I read off the address.
A pause. “Why would the mayor care?”
“Just give him the message. And get back to me.”
Twenty minutes later, my phone chirped. Ten minutes after that, a car picked me up. I slipped into the backseat. Rissman was beside me. Vince Rodriguez was driving.
“Pull up here.”
Rissman pointed to a high-rise of maybe a dozen stories called Colonial Tower. Colonial was one of Wilson’s TIF adventures. A high-end development built ten years back with taxpayer dollars by the mayor’s patronage pals. Now the slush fund was dry, the cronies in jail, and Colonial cast in the role of ghost town. I looked up at the smooth black monolith, its windows reflecting back the night in a kaleidoscope of whites, reds, and greens.
“What’s he doing in there?” I said.
Rissman responded by making a move to get out of the car. When I didn’t try to stop him, he stopped himself. “What are you trying to implicate the mayor in?”
“What makes you think I’m trying to implicate him in anything?”
“What’s at the address you gave me?”
“You know what’s there.”
“It’s a grocery store.”
“Owned by a Korean named Lee.

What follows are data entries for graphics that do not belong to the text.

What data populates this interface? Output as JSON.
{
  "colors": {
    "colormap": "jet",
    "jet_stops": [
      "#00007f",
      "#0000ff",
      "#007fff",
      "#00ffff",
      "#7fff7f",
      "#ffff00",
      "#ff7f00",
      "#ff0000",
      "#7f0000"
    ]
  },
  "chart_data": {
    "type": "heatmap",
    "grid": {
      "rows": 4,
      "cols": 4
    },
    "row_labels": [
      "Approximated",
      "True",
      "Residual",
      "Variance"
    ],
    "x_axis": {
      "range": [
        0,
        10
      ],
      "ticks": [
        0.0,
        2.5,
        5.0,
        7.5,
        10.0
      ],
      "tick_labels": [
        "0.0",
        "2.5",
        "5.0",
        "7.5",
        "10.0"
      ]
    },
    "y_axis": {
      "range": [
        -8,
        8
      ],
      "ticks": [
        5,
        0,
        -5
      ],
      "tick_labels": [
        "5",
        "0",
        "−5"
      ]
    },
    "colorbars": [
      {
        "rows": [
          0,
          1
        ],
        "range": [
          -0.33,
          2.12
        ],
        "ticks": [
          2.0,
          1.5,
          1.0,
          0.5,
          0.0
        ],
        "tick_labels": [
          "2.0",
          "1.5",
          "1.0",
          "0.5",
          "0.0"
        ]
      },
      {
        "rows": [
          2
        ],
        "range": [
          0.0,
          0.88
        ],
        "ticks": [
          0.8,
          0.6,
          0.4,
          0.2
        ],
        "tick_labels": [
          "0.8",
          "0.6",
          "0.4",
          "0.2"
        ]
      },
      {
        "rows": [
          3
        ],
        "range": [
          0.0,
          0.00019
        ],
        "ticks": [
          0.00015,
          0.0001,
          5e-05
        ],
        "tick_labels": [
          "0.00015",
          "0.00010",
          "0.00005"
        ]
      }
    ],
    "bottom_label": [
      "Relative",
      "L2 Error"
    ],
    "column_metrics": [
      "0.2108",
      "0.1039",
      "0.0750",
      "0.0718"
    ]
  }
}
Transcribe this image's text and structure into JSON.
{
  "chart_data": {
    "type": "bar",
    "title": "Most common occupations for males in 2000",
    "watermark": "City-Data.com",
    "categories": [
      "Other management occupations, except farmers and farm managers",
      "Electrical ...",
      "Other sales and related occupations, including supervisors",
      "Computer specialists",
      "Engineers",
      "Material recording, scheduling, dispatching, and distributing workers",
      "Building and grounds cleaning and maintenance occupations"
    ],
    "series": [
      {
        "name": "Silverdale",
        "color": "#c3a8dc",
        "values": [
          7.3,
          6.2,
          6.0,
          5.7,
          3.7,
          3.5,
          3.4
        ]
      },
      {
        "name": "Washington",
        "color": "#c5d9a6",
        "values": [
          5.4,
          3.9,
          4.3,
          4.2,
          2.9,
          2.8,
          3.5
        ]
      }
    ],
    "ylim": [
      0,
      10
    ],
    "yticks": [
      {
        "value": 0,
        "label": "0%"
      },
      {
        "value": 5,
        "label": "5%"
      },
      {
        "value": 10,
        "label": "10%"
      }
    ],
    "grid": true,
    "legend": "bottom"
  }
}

There was also a double homicide there last night.”
Rissman glanced toward the front seat, but Rodriguez didn’t flinch. “And what would any of that have to do with the mayor? Or the situation on the West Side?”
“Actually, I was hoping you could tell me.”
Rissman’s eyes sketched his contempt in sharp, quick strokes. “You’re not smart enough for this, Kelly.”
“Stupidity has always been my strength.”
The mayor’s man reached for the latch again. This time he got out of the car, shoved his hands in his pockets, and trudged toward the Colonial’s revolving doors. Rodriguez raised his eyes to the rearview mirror.
“Is it enough to ruin my career? Or is your heart set on getting me a cell next to yours?”
“Come on,” I said. “The mayor’s gonna love us.”